Guest Column: How Sakha Cinema Reclaims Indigenous Sports on Screen

May 13, 2025

Guest Column: How Sakha Cinema Reclaims Indigenous Sports on Screen

Marge Stafford

A guest post by Marge Stafford (pictured)

The Department of Slavic and East European Languages and Cultures offers courses on Indigenous Siberian literature that introduce students to cultures they may not have known existed. 

Movie poster

While ethnic Russians dominate the country’s media and cultural narratives, Siberia—making up the majority of Russia’s landmass—is home to diverse indigenous communities with unique traditions, beliefs, and languages.

I was particularly interested in exploring how indigeneity shapes sports narratives in cinema, especially given the limited representation of Indigenous Siberian athletes both on the court and on screen.

In Russia, many ethnic groups operate their own film studios to ensure authentic cultural representation. One of the most prolific in recent years has been “Sakhafilm,” which represents the Sakha people of Northern Siberia. In 2024 alone, the studio released three sports-themed films: “Triumph,” “Speed Star,” and “Skirmish”—all written, directed by, and starring Sakha creatives. These films offer rare insight into what sports mean in contemporary Indigenous life.

A standout example is “Dzhulur: Mas-Wrestling” (2021), centered on a traditional Sakha sport where two players tug on a stick while seated, aiming to overpower their opponent. 

The story follows Dzhulur, a young man returning from military service—the only stable livelihood for many Indigenous Siberians—who struggles to gain custody of his sister after their grandmother’s death. Unable to find work, he turns to mas-wrestling in Yakutsk, hoping to win a tournament and prove he can support her.

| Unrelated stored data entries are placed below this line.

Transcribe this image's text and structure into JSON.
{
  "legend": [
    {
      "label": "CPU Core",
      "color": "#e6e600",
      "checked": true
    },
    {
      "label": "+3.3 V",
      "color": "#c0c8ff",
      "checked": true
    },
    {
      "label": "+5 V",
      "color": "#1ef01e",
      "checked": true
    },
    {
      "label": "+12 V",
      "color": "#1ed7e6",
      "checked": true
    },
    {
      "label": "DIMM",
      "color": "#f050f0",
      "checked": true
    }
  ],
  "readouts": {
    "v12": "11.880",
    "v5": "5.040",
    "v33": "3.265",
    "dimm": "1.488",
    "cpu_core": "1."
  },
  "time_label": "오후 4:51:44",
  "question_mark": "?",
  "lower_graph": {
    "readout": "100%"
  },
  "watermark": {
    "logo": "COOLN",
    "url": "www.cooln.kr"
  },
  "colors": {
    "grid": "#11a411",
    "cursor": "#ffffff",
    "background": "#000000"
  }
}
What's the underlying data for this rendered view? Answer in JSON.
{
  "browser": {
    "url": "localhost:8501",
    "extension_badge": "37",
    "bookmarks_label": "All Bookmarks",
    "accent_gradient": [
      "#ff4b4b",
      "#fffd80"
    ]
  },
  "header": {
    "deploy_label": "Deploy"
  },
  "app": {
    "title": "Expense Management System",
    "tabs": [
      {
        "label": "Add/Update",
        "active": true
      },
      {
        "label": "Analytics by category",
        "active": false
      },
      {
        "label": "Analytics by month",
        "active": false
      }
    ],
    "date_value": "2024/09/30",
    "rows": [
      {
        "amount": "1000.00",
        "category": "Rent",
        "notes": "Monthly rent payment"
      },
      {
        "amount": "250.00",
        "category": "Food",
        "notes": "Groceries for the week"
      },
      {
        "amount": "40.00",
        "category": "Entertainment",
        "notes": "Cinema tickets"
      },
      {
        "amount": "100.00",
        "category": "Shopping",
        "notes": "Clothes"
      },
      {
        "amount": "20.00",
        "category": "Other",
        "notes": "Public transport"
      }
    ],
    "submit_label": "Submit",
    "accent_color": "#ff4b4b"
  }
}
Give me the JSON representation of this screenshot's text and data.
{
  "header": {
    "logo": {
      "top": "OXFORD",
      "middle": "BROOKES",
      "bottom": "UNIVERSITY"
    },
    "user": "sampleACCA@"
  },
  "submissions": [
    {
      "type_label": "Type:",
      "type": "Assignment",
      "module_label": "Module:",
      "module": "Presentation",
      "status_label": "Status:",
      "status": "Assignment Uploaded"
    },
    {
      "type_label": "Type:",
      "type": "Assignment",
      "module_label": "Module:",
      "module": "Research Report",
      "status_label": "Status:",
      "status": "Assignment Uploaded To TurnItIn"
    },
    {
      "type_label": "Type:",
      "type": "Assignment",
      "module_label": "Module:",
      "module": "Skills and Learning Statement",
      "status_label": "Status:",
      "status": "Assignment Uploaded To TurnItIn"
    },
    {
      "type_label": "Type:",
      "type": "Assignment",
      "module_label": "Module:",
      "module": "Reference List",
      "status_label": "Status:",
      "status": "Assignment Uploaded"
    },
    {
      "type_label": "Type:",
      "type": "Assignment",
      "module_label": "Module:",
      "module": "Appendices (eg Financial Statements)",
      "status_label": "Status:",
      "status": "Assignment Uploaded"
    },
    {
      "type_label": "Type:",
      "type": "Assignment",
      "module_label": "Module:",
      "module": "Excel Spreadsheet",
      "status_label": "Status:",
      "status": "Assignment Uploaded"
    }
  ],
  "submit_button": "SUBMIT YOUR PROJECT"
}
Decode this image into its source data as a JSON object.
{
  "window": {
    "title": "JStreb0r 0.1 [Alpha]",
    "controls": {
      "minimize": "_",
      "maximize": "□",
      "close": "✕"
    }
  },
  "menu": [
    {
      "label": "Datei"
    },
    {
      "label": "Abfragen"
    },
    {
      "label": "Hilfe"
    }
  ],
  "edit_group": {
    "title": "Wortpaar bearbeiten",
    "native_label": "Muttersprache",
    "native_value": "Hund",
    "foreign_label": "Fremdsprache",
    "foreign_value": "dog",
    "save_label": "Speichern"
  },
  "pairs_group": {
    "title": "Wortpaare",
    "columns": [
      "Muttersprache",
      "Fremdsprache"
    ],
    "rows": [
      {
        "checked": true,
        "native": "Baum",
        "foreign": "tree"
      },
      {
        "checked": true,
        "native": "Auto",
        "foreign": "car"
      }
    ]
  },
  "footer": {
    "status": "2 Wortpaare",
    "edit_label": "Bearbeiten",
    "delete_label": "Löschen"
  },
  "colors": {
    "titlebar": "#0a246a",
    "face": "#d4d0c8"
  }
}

The film hits familiar genre beats—a physically and emotionally tested underdog, a climactic match—but layers them with cultural and systemic complexity. Dzhulur battles poverty, bureaucracy, and injury, yet finds strength in his heritage. 

His final opponent is an American kickboxing champion, Derek Martins, whose interest in mas-wrestling is purely opportunistic. He lacks any cultural connection to the sport, highlighting the film’s deeper message: for Dzhulur, this is not just competition—it’s cultural preservation.

Martins is a curious antagonist. Unlike Dzhulur’s real struggles—government neglect, social inequality—Martins is an outsider, disconnected from the actual obstacles the protagonist faces. But in defeating him, Dzhulur symbolically asserts that true ownership of the sport lies with its originators. 

The announcer’s declaration—“We now see that the best mas-wrestlers come from the Sakha nation”—confirms the film’s central thesis: cultural meaning matters.

The final match is intercut with shots of Dzhulur’s sister watching from the orphanage, his teammates cheering, and Martins alone with his coach. It’s a powerful visual metaphor for collectivism versus individualism, a theme echoed in much of Russian—and Sakha—cinema. In this case, it’s not just about winning; it’s about identity, heritage, and community.

The story resonates with similar tensions in North America. Take lacrosse, originally played by Indigenous peoples in Canada. By the late 19th century, they were barred from competitive play, and the sport was co-opted to build a new Canadian identity. 

Even today, lacrosse retains an upper-class, white-dominated image, often detached from its Indigenous roots. Like mas-wrestling, it was transformed—commercialized, repackaged—at great cultural cost.

In “Dzhulur,” the American antagonist symbolizes this type of cultural appropriation. Dzhulur may not be able to fix the economic, legal, or systemic forces against him. But by embracing his identity and community, he reclaims meaning and agency. 

His victory isn’t just about prize money or custody—it’s a quiet act of resistance, preserving heritage in the face of erasure.